Sir Cei, on the other hand, was a tall, hulking, sulking, bitter-faced man of thirty summers or so, a distant cousin of Koucey's from Gans. Sir Cei was typical of many of the "country gentlemen knights" of the Alshari Wilderlands in most ways, but he had a flair for organization. He was an excellent manager of his lord's estates despite his famously sour disposition.
He hadn't accompanied Sire Koucey to Farise (someone had to stay home and tell the peasants what to do, I guess) and I could see now why Koucey had been so jovial on campaign. He may have been an excellent Castellan, but having Sir Cei around was much like being a teenager under the eye of a matronly and disapproving aunt.
"It was my duty and pleasure to serve, my lord," I said, lighting my pipe by flashy cantrip, and then bowing. That sort of thing impresses the layman, you know. "I am only sorry I could not have saved more of your people." Almost two score of his subjects were dead, and twice that many were egregiously wounded.
"I blame them, not you," he grumbled, kicking a black furry corpse with his pointed horseman's boot, causing his spurs to jingle. I winced when I noted that there was still a large splotchy vomit stain on it. "Particularly that witchdoctor. He was quite potent, it seems, to do so much harm so quickly – though not as tough as our Spellmonger!" Koucey laughed, slapping me appreciatively on the back. I didn't think it was that funny.

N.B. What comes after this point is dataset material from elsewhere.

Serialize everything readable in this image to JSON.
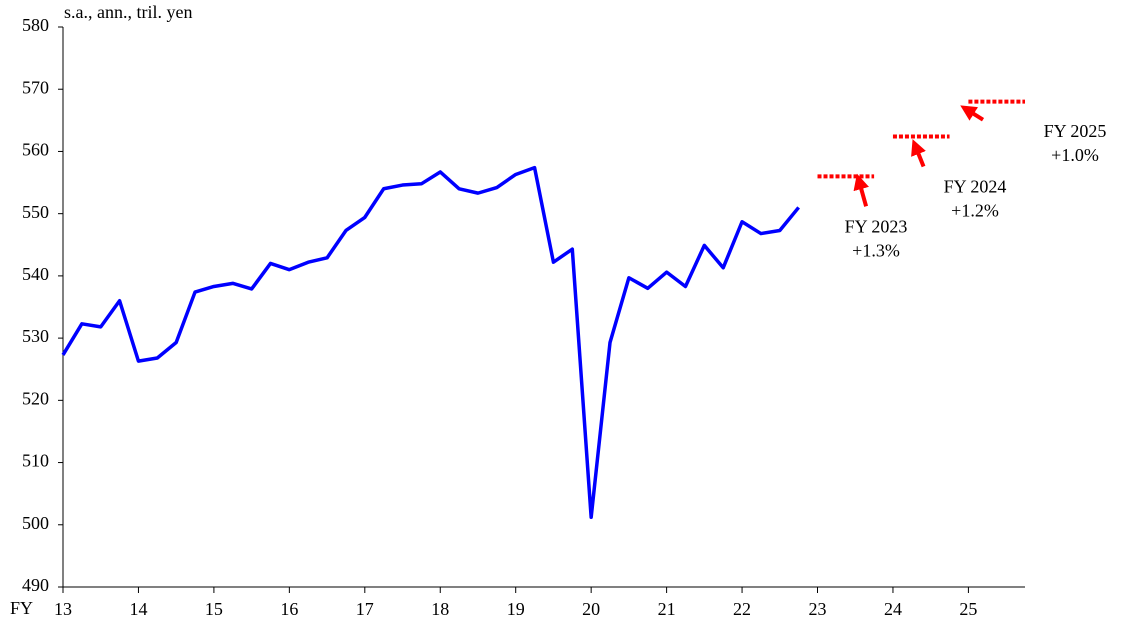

"He was the most powerful mage I have encountered since Farise, my lord," I said, seriously. "You recall we we encountered the gurvani in the jungles of Faries," I said. He nodded. He never tired of mentioning the war and the grueling campaign, although he saw it a damn sight more loftily than I recalled. "Their shamans were good, but not nearly that good. That shaman was handling far more power than any single mage in the Duchies. I cannot tell you where he came by it – perhaps he was just abrim with Talent – but that kind of power would have almost classed him as a Master Mage. . ." I trailed off as a horrifying thought suddenly occurred to me.
Farise.
"Quickly, where is his body?"
"Over there," Sir Cei grunted. "The men wanted to start lopping off heads for warning spikes, but I insisted that all bodies be thoroughly examined first." Probably for loot, though he was too darn noble to say it. Cei likes being thorough, but he's also utterly incorruptible. When anyone is watching.
"Excellent," I muttered absently, and began the unsavory process of hunting through body parts and disemboweled, furry little corpses.
I was looking for one particularly gruesome limb. Thankfully it didn't take me long to find it. I pulled a leathery black fist, severed midway between elbow and wrist, from under a pile of other discarded body parts. The cut was clean and sharp, which meant it was most likely the one I was looking for. The axes of the villagers and the lances of the horsemen made wounds far less neatly than Slasher.